Now that we’ve brought this wild and wooly being into our human world, it’s our responsibility to help him adjust, interact well, and be at peace with his new environment
While I’m not a psychologist, it seems self evident that, for humans and dogs alike, the way we view the things and people around us has a profound effect on both our thinking and our behavior. One person views a policeman as a friend and protector; another as a threat to their freedom! A family with a dog represents one thing to us, and another to the dog. We need to understand these differences in perception. Let’s look at how a dog’s viewpoint concerning his human family may differ from ours:
- Our take on family life encompasses the sense that we are a human household with a dog added. And, we are responsible to feed, nurture and protect all family members, both human and canine..

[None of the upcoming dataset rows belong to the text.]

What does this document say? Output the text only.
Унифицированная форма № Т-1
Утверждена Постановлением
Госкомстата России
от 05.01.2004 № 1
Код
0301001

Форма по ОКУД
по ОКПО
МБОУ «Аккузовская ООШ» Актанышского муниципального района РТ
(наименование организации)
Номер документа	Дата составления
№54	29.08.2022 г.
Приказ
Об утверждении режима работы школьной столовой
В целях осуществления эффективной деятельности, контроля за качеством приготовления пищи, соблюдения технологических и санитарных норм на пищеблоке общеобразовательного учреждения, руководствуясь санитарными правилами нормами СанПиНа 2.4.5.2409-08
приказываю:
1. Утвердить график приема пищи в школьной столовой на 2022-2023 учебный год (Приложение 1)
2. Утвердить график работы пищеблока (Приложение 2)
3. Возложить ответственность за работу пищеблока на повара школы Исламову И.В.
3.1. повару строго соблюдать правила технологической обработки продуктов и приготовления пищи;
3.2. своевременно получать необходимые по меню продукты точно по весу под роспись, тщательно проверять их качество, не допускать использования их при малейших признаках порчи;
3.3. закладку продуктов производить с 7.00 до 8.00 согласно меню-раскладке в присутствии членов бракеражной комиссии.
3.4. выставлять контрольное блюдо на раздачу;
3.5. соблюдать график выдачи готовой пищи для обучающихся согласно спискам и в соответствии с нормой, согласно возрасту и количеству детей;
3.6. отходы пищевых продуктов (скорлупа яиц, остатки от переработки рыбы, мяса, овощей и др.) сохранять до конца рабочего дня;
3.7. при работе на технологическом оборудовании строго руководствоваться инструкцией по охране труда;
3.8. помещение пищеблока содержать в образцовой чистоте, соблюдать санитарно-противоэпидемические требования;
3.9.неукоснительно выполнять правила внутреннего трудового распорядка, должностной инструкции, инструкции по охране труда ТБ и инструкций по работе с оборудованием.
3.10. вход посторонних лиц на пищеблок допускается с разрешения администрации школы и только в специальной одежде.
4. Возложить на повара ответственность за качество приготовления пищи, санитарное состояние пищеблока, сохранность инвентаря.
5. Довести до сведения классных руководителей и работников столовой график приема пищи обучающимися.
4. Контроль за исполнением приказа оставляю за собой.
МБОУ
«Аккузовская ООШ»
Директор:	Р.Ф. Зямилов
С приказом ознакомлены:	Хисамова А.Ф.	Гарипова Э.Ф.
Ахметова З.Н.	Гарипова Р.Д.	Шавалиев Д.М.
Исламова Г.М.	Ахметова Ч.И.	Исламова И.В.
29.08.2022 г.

- But the dog’s concept of his human family is something like this: Animal pack in need of a leader!!. His mind tells him: “I’m wired to absolutely lead or absolutely follow. If I don’t see an absolute pack leader amongst my humans, It becomes my responsibility to assume the role! So I’ll do so to the best of my ability. I’ll make is very clear when I consider it is time get up in the morning, when it’s time for food, for play, for a walk etc. I’ll also guard my pack with vigilance, since that responsibility has been given me. I’ll aggressively preserve the territory of the pack, driving away intruders, and neutralizing every threat!
Realign the Roles
The kindest thing we can do for our dogs is to relieve them of the impossible, and false, burden of being pack leader over their human family. Nothing brings greater comfort and relief to a dog, than to know they are secure members of a functional, well-ordered human “pack”, an essential component of which must be the established, undisputed human leader.
A clear demonstration of leadership – put forth in a manner that will be understood by our dogs – is the way in which we go about relieving them from that burden of leadership. No longer can the dog dictate the workings of the household, or call the shots on any daily activity. As the human, you must:
- Eat first, and feed the dog afterwards
- Decide when it’s time for a walk, or any other activity involving canines
- Exit the house first, followed by the dog; reenter the house first, followed by the dog.
- Never give the dog what he/she wants, in response to barking. Ignore barking, then provide the thing needed on your terms, at the time of your choice.
A Corrective Action, Canine-Style
Initially, as you start to recondition your pooch to accept your leadership, while relinquishing that role himself, you must ignore his barks and other demands. If he gets on a role with barking, you may need to use distraction tactics to get him off his obsession. Cesar Millan will often use a little hiss to distract the dog. Other times he will mimic a corrective nip (a measured but unmistakeable bite to the side – a signal of authority used by pack leaders in the wild) by giving a swift tap to the dog’s side with the finger tips. This is an effective training technique that can be helpful while you recondition your dog.